The patterns of clinical presentation, evolution of the epilepsy, and electoclinical diagnostic features of hypothalamic hamartoma (HH) in 19 patients (8 children and 11 adults), seen between 1991 and 2001, were evaluated at Kings College Hospital and the Institute of Epileptology, London, UK. Of 16 with early-onset epilepsy, 15 had gelastic seizures, and epilepsy began between 0 and 5 years (mean, 2.1 years) in 14, one having infantile spasms in infancy. Precocious puberty (PP) developed in 6, and learning disability in 12. MRI was diagnostic in all. In 8 older patients in the early-onset group, HH was diagnosed between 19 and 54 years (mean, 33 years). Gelastic seizures disappeared in 2, or were reduced to “an urge to laugh” in adolescence and young adulthood. They were replaced by multiple seizure types and evolved into mainly complex partial epilepsy (5 of 8 adults), tonic seizures, or symptomatic generalized epilepsy with atypical absences, drop attacks, and secondarily generalized seizures with cognitive impairment (3 of 8 adults). Of 3 adult-onset patients, only one had gelastic seizures manifested by inappropriate smiling but no laughing, epilepsy was mild, and cognition normal. Of 14 patients with intrahypothalamic hamartomas, all had moderate to severe gelastic epilepsy, 5 had PP, and 13 had early onset epilepsy, whereas of 5 with parahypothalamic hamartomas, only 2 had gelastic seizures, and 3 had late-onset epilepsy. The larger the HH, the greater the number of seizure types associated. Minimally invasive stereotactic thermocoagulation appeared to be superior to open surgical resection of the HH in less severe cases. [1]
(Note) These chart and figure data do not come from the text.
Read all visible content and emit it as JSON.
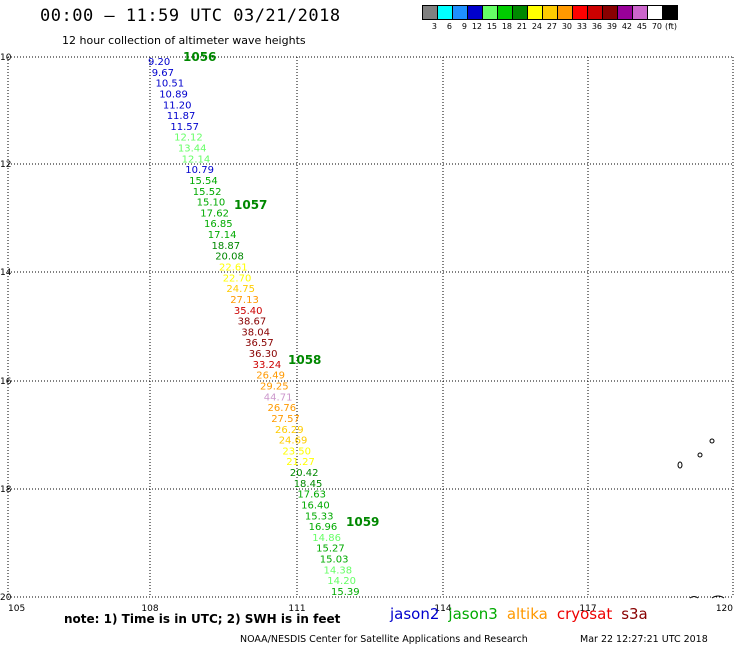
{
  "header": {
    "title": "00:00 – 11:59 UTC 03/21/2018",
    "subtitle": "12 hour collection of altimeter wave heights"
  },
  "colorbar": {
    "unit": "(ft)",
    "colors": [
      "#808080",
      "#00ffff",
      "#1e90ff",
      "#0000cd",
      "#66ff66",
      "#00cc00",
      "#008800",
      "#ffff00",
      "#ffcc00",
      "#ff9900",
      "#ff0000",
      "#cc0000",
      "#880000",
      "#990099",
      "#cc66cc",
      "#ffffff",
      "#000000"
    ],
    "labels": [
      "3",
      "6",
      "9",
      "12",
      "15",
      "18",
      "21",
      "24",
      "27",
      "30",
      "33",
      "36",
      "39",
      "42",
      "45",
      "70"
    ]
  },
  "axes": {
    "lon_labels": [
      "105",
      "108",
      "111",
      "114",
      "117",
      "120"
    ],
    "lat_labels": [
      "10",
      "12",
      "14",
      "16",
      "18",
      "20"
    ]
  },
  "track_points": [
    {
      "label": "9.20",
      "color": "#0000cd"
    },
    {
      "label": "9.67",
      "color": "#0000cd"
    },
    {
      "label": "10.51",
      "color": "#0000cd"
    },
    {
      "label": "10.89",
      "color": "#0000cd"
    },
    {
      "label": "11.20",
      "color": "#0000cd"
    },
    {
      "label": "11.87",
      "color": "#0000cd"
    },
    {
      "label": "11.57",
      "color": "#0000cd"
    },
    {
      "label": "12.12",
      "color": "#66ff66"
    },
    {
      "label": "13.44",
      "color": "#66ff66"
    },
    {
      "label": "12.14",
      "color": "#66ff66"
    },
    {
      "label": "10.79",
      "color": "#0000cd"
    },
    {
      "label": "15.54",
      "color": "#00aa00"
    },
    {
      "label": "15.52",
      "color": "#00aa00"
    },
    {
      "label": "15.10",
      "color": "#00aa00"
    },
    {
      "label": "17.62",
      "color": "#00aa00"
    },
    {
      "label": "16.85",
      "color": "#00aa00"
    },
    {
      "label": "17.14",
      "color": "#00aa00"
    },
    {
      "label": "18.87",
      "color": "#008800"
    },
    {
      "label": "20.08",
      "color": "#008800"
    },
    {
      "label": "22.61",
      "color": "#ffff00"
    },
    {
      "label": "22.70",
      "color": "#ffff00"
    },
    {
      "label": "24.75",
      "color": "#ffcc00"
    },
    {
      "label": "27.13",
      "color": "#ff9900"
    },
    {
      "label": "35.40",
      "color": "#cc0000"
    },
    {
      "label": "38.67",
      "color": "#880000"
    },
    {
      "label": "38.04",
      "color": "#880000"
    },
    {
      "label": "36.57",
      "color": "#880000"
    },
    {
      "label": "36.30",
      "color": "#880000"
    },
    {
      "label": "33.24",
      "color": "#cc0000"
    },
    {
      "label": "26.49",
      "color": "#ff9900"
    },
    {
      "label": "29.25",
      "color": "#ff9900"
    },
    {
      "label": "44.71",
      "color": "#cc99cc"
    },
    {
      "label": "26.76",
      "color": "#ff9900"
    },
    {
      "label": "27.57",
      "color": "#ff9900"
    },
    {
      "label": "26.29",
      "color": "#ffcc00"
    },
    {
      "label": "24.69",
      "color": "#ffcc00"
    },
    {
      "label": "23.50",
      "color": "#ffff00"
    },
    {
      "label": "21.27",
      "color": "#ffff00"
    },
    {
      "label": "20.42",
      "color": "#008800"
    },
    {
      "label": "18.45",
      "color": "#008800"
    },
    {
      "label": "17.63",
      "color": "#00aa00"
    },
    {
      "label": "16.40",
      "color": "#00aa00"
    },
    {
      "label": "15.33",
      "color": "#00aa00"
    },
    {
      "label": "16.96",
      "color": "#00aa00"
    },
    {
      "label": "14.86",
      "color": "#66ff66"
    },
    {
      "label": "15.27",
      "color": "#00aa00"
    },
    {
      "label": "15.03",
      "color": "#00aa00"
    },
    {
      "label": "14.38",
      "color": "#66ff66"
    },
    {
      "label": "14.20",
      "color": "#66ff66"
    },
    {
      "label": "15.39",
      "color": "#00aa00"
    }
  ],
  "time_markers": [
    {
      "label": "1056",
      "color": "#008800"
    },
    {
      "label": "1057",
      "color": "#008800"
    },
    {
      "label": "1058",
      "color": "#008800"
    },
    {
      "label": "1059",
      "color": "#008800"
    }
  ],
  "footer": {
    "note": "note: 1) Time is in UTC; 2) SWH is in feet",
    "satellites": [
      {
        "name": "jason2",
        "color": "#0000cd"
      },
      {
        "name": "jason3",
        "color": "#00aa00"
      },
      {
        "name": "altika",
        "color": "#ff9900"
      },
      {
        "name": "cryosat",
        "color": "#ee0000"
      },
      {
        "name": "s3a",
        "color": "#880000"
      }
    ],
    "credit": "NOAA/NESDIS Center for Satellite Applications and Research",
    "timestamp": "Mar 22 12:27:21 UTC 2018"
  }
}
COMMENT. Gelastic seizures are the rule with hypothalamic hamartoma (HH) and early-onset epilepsy, but they frequently evolve into other and milder types of epilepsy in adolescence and adulthood. In adult-onset epilepsy with HH, gelastic seizures are less frequent and milder, and epilepsy is often of the complex partial, tonic, or atypical absence types. Cognitive and behavioral disorders are less frequent in adult-onset cases of epilepsy with HH.